Soon after midnight the official Bob Club pizza (topped with Canadian bacon and pineapple) has been consumed, the alarm has been set, the lights have been turned out and the club's two founders and co-chairmen are finally nestled snug in their beds. But now a head bobs out from the bottom bunk.
"Hey, Bob," whispers Bob Moore, a butterflyer for the University of Puget Sound, a school in Tacoma, Wash. with 2,700 students.
"Yeah, Bob," replies Bob Jackson, Puget Sound's All-America breaststroker, from the top bunk.
"What are you doing tomorrow morning at six?"
"Great. Want to come down to the pool and train?"
"Sure. I've got nothing better to do."
Most of the athletes Jackson spends his afternoons with would disagree. That's because they're members of the Puget Sound football team, on which Jackson the breaststroker is a Little All-America nose guard.
"Swimmers are weird," says UPS Defensive Line Coach Paul Wallrof. "Those guys march to the beat of a different drummer.
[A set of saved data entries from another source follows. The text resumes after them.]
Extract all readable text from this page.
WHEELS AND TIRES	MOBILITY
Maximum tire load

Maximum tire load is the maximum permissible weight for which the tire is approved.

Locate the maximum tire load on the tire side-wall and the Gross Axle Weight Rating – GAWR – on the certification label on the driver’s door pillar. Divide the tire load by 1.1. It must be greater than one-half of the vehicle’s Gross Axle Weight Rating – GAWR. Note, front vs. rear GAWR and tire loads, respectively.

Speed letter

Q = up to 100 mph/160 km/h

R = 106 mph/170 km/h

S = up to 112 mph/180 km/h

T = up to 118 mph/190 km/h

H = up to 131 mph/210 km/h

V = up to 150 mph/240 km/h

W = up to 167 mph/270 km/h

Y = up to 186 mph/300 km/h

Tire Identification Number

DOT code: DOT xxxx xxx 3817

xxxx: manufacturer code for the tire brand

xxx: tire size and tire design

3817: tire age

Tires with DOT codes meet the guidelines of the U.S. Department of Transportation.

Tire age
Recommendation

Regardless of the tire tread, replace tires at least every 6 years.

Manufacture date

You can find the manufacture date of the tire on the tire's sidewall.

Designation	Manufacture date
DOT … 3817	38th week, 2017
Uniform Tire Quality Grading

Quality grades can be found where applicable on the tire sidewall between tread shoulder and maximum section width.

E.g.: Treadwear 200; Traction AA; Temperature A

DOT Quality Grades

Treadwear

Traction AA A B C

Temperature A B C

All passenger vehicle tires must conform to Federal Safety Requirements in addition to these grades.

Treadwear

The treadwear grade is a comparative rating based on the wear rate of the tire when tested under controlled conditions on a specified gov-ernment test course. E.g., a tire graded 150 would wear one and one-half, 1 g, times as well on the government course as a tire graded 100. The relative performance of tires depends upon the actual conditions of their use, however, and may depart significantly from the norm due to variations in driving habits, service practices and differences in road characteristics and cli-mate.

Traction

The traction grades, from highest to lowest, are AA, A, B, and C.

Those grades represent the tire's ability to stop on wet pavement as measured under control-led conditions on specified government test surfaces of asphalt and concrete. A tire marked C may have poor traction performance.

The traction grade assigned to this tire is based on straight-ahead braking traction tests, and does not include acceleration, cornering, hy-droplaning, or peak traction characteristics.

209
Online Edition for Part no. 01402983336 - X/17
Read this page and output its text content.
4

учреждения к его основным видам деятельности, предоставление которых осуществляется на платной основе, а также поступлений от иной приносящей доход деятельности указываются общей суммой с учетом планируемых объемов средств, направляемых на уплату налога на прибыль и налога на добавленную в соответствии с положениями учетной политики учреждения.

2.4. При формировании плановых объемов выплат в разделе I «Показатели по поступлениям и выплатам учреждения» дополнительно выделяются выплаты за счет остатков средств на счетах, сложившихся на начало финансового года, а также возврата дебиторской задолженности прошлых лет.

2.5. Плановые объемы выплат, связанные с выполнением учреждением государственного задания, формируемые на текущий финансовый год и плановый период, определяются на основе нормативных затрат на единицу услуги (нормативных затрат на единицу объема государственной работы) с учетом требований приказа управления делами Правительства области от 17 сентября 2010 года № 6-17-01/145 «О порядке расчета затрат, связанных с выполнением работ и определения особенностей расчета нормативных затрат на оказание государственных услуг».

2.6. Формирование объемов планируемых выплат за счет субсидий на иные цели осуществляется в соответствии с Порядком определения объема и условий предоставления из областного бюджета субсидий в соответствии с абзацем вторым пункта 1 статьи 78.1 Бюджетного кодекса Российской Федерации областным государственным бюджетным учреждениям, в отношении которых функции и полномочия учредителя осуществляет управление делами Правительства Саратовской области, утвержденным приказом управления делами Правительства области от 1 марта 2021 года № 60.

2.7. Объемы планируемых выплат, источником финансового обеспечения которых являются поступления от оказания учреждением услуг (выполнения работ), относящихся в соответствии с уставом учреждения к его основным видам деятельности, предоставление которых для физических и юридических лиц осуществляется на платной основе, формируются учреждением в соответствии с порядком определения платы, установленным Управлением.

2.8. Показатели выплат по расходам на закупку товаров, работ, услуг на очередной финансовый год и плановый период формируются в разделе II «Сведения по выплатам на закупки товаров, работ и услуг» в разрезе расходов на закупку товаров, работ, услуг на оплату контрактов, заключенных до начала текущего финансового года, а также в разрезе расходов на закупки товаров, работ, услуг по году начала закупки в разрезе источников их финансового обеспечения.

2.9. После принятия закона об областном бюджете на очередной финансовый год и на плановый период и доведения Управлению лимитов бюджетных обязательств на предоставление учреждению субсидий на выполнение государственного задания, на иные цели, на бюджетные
It takes mental toughness to work out twice a day, year around. Can you imagine getting up at 5:45 in the morning? Gosh. It's still dark then."
Jackson, who's a senior, is used to living his life in the dark. It's dark when he gets up for swim practice, and it's dark by the time he finishes football practice. Even his swim coach, Don Duncan, admits he doesn't fully comprehend how Jackson can keep up with the demands of his sports. "It's like the guy who's married to two women, but neither woman knows about the other," says Duncan. "He has two separate families, two distinct life-styles, yet he is very emotionally involved with each. Most athletes wouldn't understand that type of feeling. Only Bob Jackson knows how it feels to be involved in two such different sports."